Reading Time: 7 minutes
On March 27th, 2024, Google accidentally uploaded code to GitHub that would become one of its most significant leaks. Based on the commit history, the code stayed on GitHub until 7th May 2024.
The more-than-month delay gave EA Eagle Digital founder and SEO practitioner Erfan Azimi enough time to make it available to the public.
As stated himself, it wasn’t for financial interests but to sensitize the SEO community to the company’s misstatements while exposing purported search ranking factors.
What Did the Google Search Leak Reveal?
The March Google search leak revealed 2,500 internal documents believed to contain over 14,014 search ranking factors.
After a series of analyses, former SEO expert Rand Fishkin and iPullRank’s CEO Mike King released elaborate previews and takeaways from the document.

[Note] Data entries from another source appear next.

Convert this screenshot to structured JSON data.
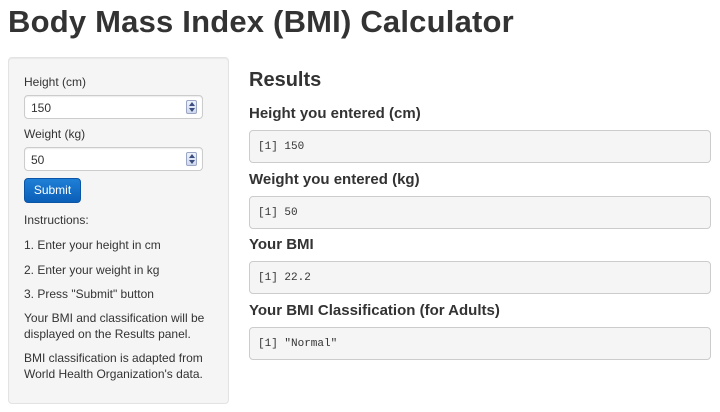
{
  "page": {
    "title": "Body Mass Index (BMI) Calculator"
  },
  "sidebar": {
    "height_label": "Height (cm)",
    "height_value": "150",
    "weight_label": "Weight (kg)",
    "weight_value": "50",
    "submit_label": "Submit",
    "instructions_heading": "Instructions:",
    "step1": "1. Enter your height in cm",
    "step2": "2. Enter your weight in kg",
    "step3": "3. Press \"Submit\" button",
    "note1": "Your BMI and classification will be displayed on the Results panel.",
    "note2": "BMI classification is adapted from World Health Organization's data."
  },
  "results": {
    "heading": "Results",
    "height_title": "Height you entered (cm)",
    "height_output": "[1] 150",
    "weight_title": "Weight you entered (kg)",
    "weight_output": "[1] 50",
    "bmi_title": "Your BMI",
    "bmi_output": "[1] 22.2",
    "class_title": "Your BMI Classification (for Adults)",
    "class_output": "[1] \"Normal\""
  },
  "colors": {
    "accent": "#1f7fd6",
    "panel_bg": "#f5f5f5",
    "text": "#333333"
  }
}
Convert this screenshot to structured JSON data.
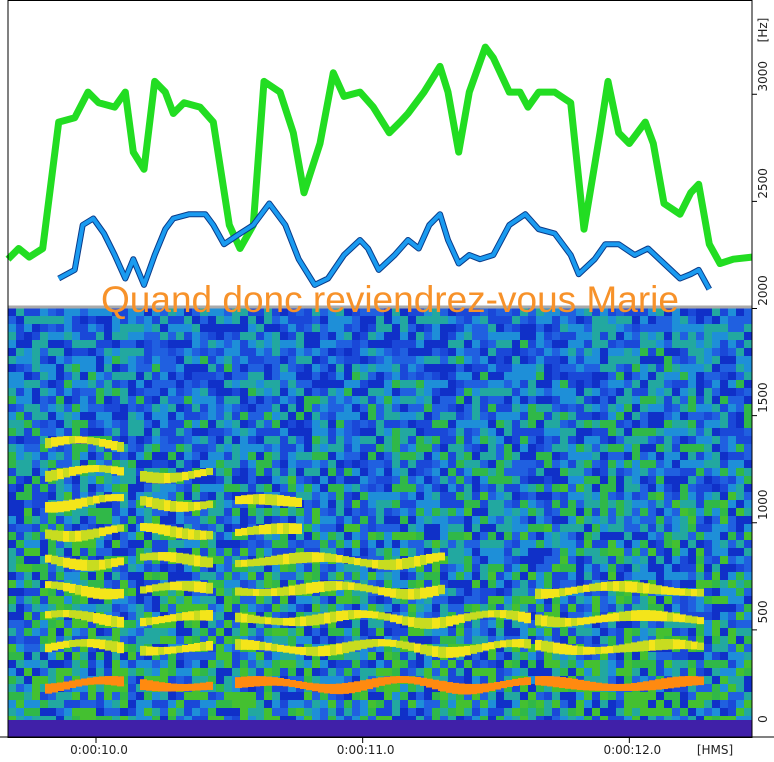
{
  "chart_data": {
    "type": "line",
    "annotation": "Quand donc reviendrez-vous Marie",
    "y_unit": "[Hz]",
    "x_unit": "[HMS]",
    "xlim": [
      9.67,
      12.46
    ],
    "ylim": [
      0,
      3440
    ],
    "xticks": [
      {
        "value": 10,
        "label": "0:00:10.0"
      },
      {
        "value": 11,
        "label": "0:00:11.0"
      },
      {
        "value": 12,
        "label": "0:00:12.0"
      }
    ],
    "yticks": [
      0,
      500,
      1000,
      1500,
      2000,
      2500,
      3000
    ],
    "series": [
      {
        "color": "#22dd22",
        "x": [
          9.67,
          9.71,
          9.75,
          9.8,
          9.86,
          9.92,
          9.97,
          10.01,
          10.07,
          10.11,
          10.14,
          10.18,
          10.22,
          10.26,
          10.29,
          10.33,
          10.39,
          10.44,
          10.5,
          10.54,
          10.59,
          10.63,
          10.69,
          10.74,
          10.78,
          10.84,
          10.89,
          10.93,
          10.99,
          11.04,
          11.1,
          11.14,
          11.17,
          11.23,
          11.29,
          11.32,
          11.36,
          11.4,
          11.46,
          11.49,
          11.55,
          11.59,
          11.62,
          11.66,
          11.72,
          11.78,
          11.83,
          11.89,
          11.92,
          11.96,
          12.0,
          12.06,
          12.09,
          12.13,
          12.19,
          12.23,
          12.26,
          12.3,
          12.34,
          12.39,
          12.46
        ],
        "values": [
          2230,
          2280,
          2240,
          2280,
          2870,
          2890,
          3010,
          2960,
          2940,
          3010,
          2730,
          2650,
          3060,
          3010,
          2910,
          2960,
          2940,
          2870,
          2390,
          2280,
          2390,
          3060,
          3010,
          2820,
          2540,
          2770,
          3100,
          2990,
          3010,
          2940,
          2820,
          2870,
          2910,
          3010,
          3130,
          3010,
          2730,
          3010,
          3220,
          3170,
          3010,
          3010,
          2940,
          3010,
          3010,
          2960,
          2370,
          2820,
          3060,
          2820,
          2770,
          2870,
          2770,
          2490,
          2440,
          2540,
          2580,
          2300,
          2210,
          2230,
          2240
        ]
      },
      {
        "color": "#1a9bf0",
        "x": [
          9.86,
          9.92,
          9.95,
          9.99,
          10.03,
          10.07,
          10.11,
          10.14,
          10.18,
          10.22,
          10.26,
          10.29,
          10.35,
          10.41,
          10.44,
          10.48,
          10.54,
          10.59,
          10.65,
          10.71,
          10.76,
          10.82,
          10.87,
          10.93,
          10.99,
          11.02,
          11.06,
          11.12,
          11.17,
          11.21,
          11.25,
          11.29,
          11.32,
          11.36,
          11.4,
          11.44,
          11.49,
          11.55,
          11.61,
          11.66,
          11.72,
          11.78,
          11.81,
          11.87,
          11.91,
          11.96,
          12.02,
          12.07,
          12.13,
          12.19,
          12.23,
          12.26,
          12.3
        ],
        "values": [
          2140,
          2180,
          2390,
          2420,
          2350,
          2250,
          2140,
          2230,
          2110,
          2250,
          2370,
          2420,
          2440,
          2440,
          2390,
          2300,
          2350,
          2390,
          2490,
          2390,
          2230,
          2110,
          2140,
          2250,
          2320,
          2280,
          2180,
          2250,
          2320,
          2280,
          2390,
          2440,
          2320,
          2210,
          2250,
          2230,
          2250,
          2390,
          2440,
          2370,
          2350,
          2250,
          2160,
          2230,
          2300,
          2300,
          2250,
          2280,
          2210,
          2140,
          2160,
          2180,
          2090
        ]
      }
    ]
  }
}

But in case you missed that, here’s a recap of what was inside.
Google’s Claims on Search Ranking Factors Debunked
The leak exposed many misstatements about search ranking factors made by Googlers on socials and hangout sessions, as highlighted below.
Claim: Google Doesn’t Use Domain Authority
Over the past few years, Google employees have been extra vigilant about refuting the use of domain authority in their rankings.
In fact, webmaster trends analyst John Mueller repeatedly stated the absence of this metric. We first saw him highlight this in a 2016 Google Hangout, saying, “We don’t have anything like a website authority score.”
A week after his sentiments, his colleague Garry Illyes responded to a question on image links as follows:
Later in 2018, someone asked Mueller via Reddit whether domain authority existed. The analyst commented, “Of course, it exists; it’s a tool by Moz.”
Then, in 2022, Mueller reiterated his comments, adding asterisks to stress his point. He responded to a Redditor stating that they “ do not need DA” since “Google doesn’t use it *at all*…”
However, this leak exposed a metric called “siteAuthority” believed to affect rankings.
Claim: Google Doesn’t Consider Clicks in Ranking
In 2008, John Mueller commented, “Anyone visiting your site a few dozen times and hitting the back button on their browser is not going to impact your site’s crawling, indexing, or ranking at Google.”
Later in a 2018 Reddit AMA (Ask Me Anything), Gary Illyes termed theories of Google using UX metrics like CTR and dwell time as “made up crap.”
Dwayne Forrester, who used to work at Bing first introduced the concept of dwell time during a session I attended at Pubcon about 10 years ago. Since the community usually considers Bing to be not as sophisticated as Google, the logical assumption therefore is that Google might also use this metric.
But despite the company’s constant denial, the impact of clicks on ranking has been a *** topic for over a decade.
Of course, contradicting statements by Google employees reduced people’s faith in them.
Journalist Danny Sullivan took to X in 2015 to highlight sentiments by Udi Manber, Google’s previous chief of search quality: “The ranking itself is affected by the click data.”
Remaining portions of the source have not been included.